Reasons not to do it. The USPAP prohibition is really all the reason you need. Then there are the rules and regulations that givern your license, which incidentally include complete compliance with the USPAP. But there are other ones too. For one thing, it establishes a very uneven appraiser/client relationship, wherein the client is in complete control and the appraiser is constantly reacting to the clients' demands. This is how appraisers end up feeling like a dog on a short leash, contantly getting yanked around and being subjected to demands to perform "stupid appraiser tricks". The first time that "Skippy, the Amazing Appraiser Dog" balks at one of these stupid demands, they get kicked out anyway. It's like living your entire life with a sword hanging over your head, fearful to offend your master. It's no way to live and it's no way to conduct business as a professional.
Next up is the fact that the appraiser is not only beholden to the person who engages them. The Client in a mortgage loan situation is placing the appraisal with a lender who is using the appraisal for the purpose of justifying the extension of other people's money as credit to purchase the property. That lender, whom the appraiser never even speaks to, along with the federal regulatory agencies that regulate and underwrite the entire process, are the entities to whom the appraiser owes the greatest allegience because the mortgage broker is really nobody other than a middleman. They don't have to live with any negative consequences of a deal gone bad. The appraiser has at least some responsibility to everyone in that chain. Once an appraiser crosses that line in a client relationship, it's very difficult to ever recover it. The client knows the appraiser isn't supposed to do it and is being deceitful in denying in their reports they are doing it. This does not contribute to a relationship where the client can trust the appraiser, or their work, or really, trust any other appraiser. This is one reason a lot of people think that appraisers will roll over for them, because one or two individuals do it we all end up looking bad.
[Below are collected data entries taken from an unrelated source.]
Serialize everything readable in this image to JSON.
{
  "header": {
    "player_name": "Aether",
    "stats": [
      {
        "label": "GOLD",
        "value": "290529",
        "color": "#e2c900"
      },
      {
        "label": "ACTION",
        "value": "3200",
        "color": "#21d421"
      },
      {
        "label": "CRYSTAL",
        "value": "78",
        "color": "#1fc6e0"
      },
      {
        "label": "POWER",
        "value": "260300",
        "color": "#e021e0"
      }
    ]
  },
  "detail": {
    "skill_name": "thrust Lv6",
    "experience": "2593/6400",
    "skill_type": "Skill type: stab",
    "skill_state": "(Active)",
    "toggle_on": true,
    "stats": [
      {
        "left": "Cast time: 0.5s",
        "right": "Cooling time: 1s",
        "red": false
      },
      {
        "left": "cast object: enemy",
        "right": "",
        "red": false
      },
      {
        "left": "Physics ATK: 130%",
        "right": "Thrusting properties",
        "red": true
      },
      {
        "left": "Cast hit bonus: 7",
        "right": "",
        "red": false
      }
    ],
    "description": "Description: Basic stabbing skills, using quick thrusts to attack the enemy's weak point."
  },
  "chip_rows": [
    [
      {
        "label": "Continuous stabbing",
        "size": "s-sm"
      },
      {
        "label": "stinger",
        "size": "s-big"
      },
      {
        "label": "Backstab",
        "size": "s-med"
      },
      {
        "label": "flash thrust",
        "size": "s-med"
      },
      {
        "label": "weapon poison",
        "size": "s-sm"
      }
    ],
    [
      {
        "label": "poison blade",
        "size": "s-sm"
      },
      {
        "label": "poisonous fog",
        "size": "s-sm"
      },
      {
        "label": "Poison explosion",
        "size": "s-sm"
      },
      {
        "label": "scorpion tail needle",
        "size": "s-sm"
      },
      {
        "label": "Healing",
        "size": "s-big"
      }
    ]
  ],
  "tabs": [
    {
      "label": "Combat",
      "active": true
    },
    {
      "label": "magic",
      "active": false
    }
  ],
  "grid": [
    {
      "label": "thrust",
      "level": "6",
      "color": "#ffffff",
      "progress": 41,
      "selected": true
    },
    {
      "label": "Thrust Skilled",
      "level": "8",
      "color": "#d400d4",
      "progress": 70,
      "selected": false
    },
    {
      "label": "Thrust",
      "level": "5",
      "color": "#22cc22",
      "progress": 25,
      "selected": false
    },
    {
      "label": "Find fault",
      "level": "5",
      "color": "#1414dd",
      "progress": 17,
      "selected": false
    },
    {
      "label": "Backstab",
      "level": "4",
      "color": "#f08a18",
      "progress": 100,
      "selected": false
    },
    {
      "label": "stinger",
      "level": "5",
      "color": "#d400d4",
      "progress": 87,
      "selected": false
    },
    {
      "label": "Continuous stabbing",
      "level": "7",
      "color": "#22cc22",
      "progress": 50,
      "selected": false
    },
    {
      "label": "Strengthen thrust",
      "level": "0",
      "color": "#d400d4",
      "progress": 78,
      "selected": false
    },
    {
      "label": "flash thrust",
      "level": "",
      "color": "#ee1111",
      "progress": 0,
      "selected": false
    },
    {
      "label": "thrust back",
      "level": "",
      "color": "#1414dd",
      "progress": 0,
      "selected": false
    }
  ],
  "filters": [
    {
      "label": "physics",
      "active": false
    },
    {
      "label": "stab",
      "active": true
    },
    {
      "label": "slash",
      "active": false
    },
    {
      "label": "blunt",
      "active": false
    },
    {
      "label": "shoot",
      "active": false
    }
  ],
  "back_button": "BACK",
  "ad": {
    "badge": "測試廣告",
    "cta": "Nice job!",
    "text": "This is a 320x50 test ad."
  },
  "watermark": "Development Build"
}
Another reason to avoid it. The appraiser may
intend to provide nothing but "A" class work. Completely on the up. However, if they said they didn't do it on a contingency when they really did, they already have compromised their integrity in this situation. In other words, if they lied about the fee, how can anyone trust any other aspect of the work as being truthful? There's what you intend and then there's how it looks after the fact. It isn't enough to avoid doing unethical things, appraisers need to avoid even the
appearance of impropriety. Think about how a third party, especially a state board, would look at it. The burden of proving impartiality and professionalism is already on our heads and it's tough enough as it is. Adding this element of contingency into it only multiplies this burden.
Another reason to avoid it. Your reputation. It's a small world out there and once your integrity is questioned its very difficult to recover. If you think about it, the only
legitimate personal attribute appraisers have to sell is their reputation for impartiality and proficiency. When it comes to dealing with mortgage brokers, the Total Economic Lifespan of the average appraiser/client relationship is measured in months, not years. I reckon the average is about 9 months or whenever the outstanding balance for fees due on deals that won't fund exceeds $2,000, whichever comes first. Make no mistake about it, mortgage brokers consider appraiser/client relationships to be an expendable and easily replacable commodity. I assume that you aspire to continue working as a appraiser long after your mortgage brokers have left town. It might seem self-serving, but the only way you do that is to give your long-term interests equal or even greater priority than merely responding to the short-term interests of these mortgage brokers.
There are several other reasons not to even consider this, but I think you get the idea.
[/QUOTE]From what I have read and studied I don't see the problem any appraisal board would have with this. I might be missing something though.
If in doubt, call them up and ask them. Just don't hold the phone too close to your ear after you ask the question. The volume might be deafening.